Something like this should work to solve your current problem. I didn't have a test csv to try this on, but it will likely work for you. It will take whatever csv file you put where "old.csv" is and create a second csv with the timestamp in nanoseconds.
import time
import datetime
import csv
def convertToNano(date):
s = date
secondsTimestamp = time.mktime(datetime.datetime.strptime(s, "%d/%m/%y %H:%M").timetuple())
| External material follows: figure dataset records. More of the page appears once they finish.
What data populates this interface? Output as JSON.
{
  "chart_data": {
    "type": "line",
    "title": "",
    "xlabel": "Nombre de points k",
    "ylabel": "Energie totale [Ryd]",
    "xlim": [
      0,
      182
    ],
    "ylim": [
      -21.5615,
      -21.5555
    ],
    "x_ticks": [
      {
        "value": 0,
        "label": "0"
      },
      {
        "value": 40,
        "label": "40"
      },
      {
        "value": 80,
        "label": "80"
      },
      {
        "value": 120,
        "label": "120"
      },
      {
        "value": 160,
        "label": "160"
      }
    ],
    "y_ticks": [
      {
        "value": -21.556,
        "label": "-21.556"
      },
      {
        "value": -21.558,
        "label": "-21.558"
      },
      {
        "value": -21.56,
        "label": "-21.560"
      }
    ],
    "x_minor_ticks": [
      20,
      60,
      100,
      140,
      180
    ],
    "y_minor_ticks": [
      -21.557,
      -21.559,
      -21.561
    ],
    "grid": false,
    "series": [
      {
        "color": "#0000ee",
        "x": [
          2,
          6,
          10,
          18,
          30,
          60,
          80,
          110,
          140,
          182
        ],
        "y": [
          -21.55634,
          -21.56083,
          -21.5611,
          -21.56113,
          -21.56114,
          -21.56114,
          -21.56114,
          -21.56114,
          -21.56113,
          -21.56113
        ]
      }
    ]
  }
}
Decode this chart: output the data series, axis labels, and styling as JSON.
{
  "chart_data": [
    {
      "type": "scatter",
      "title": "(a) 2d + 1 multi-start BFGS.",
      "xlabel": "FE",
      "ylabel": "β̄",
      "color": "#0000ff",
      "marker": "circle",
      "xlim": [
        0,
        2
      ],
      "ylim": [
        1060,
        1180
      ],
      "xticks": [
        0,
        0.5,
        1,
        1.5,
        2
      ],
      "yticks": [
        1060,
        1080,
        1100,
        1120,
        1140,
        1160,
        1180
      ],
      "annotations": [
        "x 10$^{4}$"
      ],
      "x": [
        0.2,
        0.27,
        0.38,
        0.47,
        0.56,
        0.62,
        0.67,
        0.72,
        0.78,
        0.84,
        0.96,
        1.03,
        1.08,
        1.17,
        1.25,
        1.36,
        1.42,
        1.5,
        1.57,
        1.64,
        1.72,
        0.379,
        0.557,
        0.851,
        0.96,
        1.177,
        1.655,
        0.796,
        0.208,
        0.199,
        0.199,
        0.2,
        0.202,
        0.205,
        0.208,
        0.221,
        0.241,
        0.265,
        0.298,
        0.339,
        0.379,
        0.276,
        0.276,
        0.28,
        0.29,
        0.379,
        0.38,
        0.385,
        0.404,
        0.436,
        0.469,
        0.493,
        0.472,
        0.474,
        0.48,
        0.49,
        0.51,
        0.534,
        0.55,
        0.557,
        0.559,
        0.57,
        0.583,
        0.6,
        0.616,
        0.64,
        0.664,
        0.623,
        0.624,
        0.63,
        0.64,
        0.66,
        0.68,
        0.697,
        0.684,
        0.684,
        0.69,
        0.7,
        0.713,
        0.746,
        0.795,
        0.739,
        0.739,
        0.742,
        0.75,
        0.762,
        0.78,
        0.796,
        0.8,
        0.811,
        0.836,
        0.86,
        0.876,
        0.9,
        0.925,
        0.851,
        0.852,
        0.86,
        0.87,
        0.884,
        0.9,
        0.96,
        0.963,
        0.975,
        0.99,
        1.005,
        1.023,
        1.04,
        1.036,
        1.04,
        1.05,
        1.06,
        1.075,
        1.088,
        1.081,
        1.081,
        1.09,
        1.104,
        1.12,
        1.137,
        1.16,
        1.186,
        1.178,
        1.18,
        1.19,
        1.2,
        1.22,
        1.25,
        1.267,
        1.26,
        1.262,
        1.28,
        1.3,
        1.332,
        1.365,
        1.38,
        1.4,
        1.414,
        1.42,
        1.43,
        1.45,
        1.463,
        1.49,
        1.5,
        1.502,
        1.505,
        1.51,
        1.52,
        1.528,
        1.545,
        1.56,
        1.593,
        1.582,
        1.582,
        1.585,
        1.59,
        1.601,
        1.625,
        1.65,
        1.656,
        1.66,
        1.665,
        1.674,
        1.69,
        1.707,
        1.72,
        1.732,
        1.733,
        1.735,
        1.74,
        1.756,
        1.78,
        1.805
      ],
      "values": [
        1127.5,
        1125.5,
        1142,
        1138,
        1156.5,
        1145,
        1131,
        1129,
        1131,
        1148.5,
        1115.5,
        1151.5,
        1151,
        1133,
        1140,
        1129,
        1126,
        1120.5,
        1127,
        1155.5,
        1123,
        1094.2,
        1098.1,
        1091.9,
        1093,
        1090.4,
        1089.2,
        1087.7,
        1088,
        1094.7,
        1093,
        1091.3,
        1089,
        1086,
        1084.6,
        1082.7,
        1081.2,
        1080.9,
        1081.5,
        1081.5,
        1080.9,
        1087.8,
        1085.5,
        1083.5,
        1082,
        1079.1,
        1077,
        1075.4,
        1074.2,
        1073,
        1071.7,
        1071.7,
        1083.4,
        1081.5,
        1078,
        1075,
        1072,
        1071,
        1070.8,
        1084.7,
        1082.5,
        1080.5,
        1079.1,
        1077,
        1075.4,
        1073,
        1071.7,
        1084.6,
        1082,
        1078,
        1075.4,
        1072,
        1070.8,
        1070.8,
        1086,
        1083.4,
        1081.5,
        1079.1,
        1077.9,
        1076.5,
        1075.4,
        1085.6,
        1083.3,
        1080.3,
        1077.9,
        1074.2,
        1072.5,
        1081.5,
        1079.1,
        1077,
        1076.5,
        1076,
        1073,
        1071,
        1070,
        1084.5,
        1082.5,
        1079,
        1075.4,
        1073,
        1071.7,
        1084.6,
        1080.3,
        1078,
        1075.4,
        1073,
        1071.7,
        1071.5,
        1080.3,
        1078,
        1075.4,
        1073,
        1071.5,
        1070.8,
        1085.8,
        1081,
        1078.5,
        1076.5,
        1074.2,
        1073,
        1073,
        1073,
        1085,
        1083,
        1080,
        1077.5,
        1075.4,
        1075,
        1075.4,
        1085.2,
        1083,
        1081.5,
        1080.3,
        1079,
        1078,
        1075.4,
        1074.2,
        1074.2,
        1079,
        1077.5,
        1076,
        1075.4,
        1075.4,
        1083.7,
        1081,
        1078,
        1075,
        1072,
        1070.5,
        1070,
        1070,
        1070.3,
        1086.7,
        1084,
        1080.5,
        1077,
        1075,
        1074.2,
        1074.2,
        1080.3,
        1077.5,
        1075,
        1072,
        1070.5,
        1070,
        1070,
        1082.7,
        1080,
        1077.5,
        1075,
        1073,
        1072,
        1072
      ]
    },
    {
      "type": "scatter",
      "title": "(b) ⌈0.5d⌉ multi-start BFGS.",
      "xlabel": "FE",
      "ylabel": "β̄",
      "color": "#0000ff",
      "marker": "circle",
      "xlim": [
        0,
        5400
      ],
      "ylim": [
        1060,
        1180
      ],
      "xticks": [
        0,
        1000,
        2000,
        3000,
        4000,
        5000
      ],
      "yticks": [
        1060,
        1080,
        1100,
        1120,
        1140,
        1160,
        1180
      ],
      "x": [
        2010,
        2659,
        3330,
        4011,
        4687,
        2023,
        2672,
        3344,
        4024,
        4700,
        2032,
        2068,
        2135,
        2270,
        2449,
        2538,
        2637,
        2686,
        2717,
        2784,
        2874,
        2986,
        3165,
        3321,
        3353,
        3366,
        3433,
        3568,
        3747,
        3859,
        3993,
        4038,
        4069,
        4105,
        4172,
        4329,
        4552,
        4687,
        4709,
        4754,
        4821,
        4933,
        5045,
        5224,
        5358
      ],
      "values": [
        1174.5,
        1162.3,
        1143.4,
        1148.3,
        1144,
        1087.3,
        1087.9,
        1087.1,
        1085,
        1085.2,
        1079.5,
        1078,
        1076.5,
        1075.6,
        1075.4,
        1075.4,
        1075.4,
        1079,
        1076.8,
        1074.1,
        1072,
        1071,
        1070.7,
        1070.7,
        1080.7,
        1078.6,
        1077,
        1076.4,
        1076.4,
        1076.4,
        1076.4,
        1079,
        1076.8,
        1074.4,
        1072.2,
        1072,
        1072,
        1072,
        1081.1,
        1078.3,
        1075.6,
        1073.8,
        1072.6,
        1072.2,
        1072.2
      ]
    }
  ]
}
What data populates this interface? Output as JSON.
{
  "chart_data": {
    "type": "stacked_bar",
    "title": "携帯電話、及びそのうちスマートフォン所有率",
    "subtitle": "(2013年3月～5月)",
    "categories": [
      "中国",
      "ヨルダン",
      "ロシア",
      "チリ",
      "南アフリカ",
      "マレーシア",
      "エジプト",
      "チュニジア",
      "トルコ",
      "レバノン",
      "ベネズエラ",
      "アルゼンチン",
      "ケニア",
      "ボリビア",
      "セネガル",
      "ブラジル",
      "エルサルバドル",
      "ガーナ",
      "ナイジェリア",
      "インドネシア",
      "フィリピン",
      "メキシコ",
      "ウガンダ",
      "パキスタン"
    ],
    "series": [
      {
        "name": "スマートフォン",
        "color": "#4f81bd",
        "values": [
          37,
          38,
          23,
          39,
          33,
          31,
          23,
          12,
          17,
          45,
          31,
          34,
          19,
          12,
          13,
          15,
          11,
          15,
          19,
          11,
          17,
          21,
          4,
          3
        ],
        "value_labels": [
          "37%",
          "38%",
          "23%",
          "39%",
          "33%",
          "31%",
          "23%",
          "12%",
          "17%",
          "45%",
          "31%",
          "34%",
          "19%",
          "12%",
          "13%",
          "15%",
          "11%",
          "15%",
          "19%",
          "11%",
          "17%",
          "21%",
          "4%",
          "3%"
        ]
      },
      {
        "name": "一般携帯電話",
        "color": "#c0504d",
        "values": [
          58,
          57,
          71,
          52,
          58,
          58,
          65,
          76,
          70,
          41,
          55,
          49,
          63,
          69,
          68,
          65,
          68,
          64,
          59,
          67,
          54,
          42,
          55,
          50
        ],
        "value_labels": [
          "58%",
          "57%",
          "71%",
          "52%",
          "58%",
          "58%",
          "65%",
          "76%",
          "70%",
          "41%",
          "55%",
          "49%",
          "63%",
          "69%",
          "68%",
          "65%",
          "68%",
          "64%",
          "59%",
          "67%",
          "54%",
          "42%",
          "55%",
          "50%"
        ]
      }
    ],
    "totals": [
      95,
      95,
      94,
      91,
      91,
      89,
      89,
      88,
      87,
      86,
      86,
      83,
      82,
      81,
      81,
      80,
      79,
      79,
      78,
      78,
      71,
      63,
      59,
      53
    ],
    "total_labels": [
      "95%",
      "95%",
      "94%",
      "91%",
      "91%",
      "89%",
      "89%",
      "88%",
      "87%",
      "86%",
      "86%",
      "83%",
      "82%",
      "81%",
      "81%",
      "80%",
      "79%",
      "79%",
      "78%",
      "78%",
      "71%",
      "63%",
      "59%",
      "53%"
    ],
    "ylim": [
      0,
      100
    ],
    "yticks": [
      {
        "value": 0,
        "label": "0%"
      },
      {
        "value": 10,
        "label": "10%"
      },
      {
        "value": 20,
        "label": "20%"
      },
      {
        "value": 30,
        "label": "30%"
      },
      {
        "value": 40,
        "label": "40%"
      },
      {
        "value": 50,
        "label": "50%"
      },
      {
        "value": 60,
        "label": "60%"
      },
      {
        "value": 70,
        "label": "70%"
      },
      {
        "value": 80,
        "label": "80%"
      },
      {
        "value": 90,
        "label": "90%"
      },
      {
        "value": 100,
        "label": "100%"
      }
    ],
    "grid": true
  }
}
nanoTimestamp = str(secondsTimestamp).replace(".0", "000000000")
return nanoTimestamp
with open('old.csv', 'rb') as old_csv:
csv_reader = csv.reader(old_csv)
with open('new.csv', 'wb') as new_csv:
csv_writer = csv.writer(new_csv)
for i, row in enumerate(csv_reader):
if i != 0:
# Put whatever rows the data appears in and the row you want the data to go in here
row.append(convertToNano(row[<location of date in the row>]))
csv_writer.writerow(row)
As to why this is happening, after reading this it seems like you aren't the only one getting frustrated by this issue. It seems as though influxdb just happens to be using a different type of precision then most python modules. I didn't really see any way to get around it than doing the string manipulation of the date conversion unfortunately.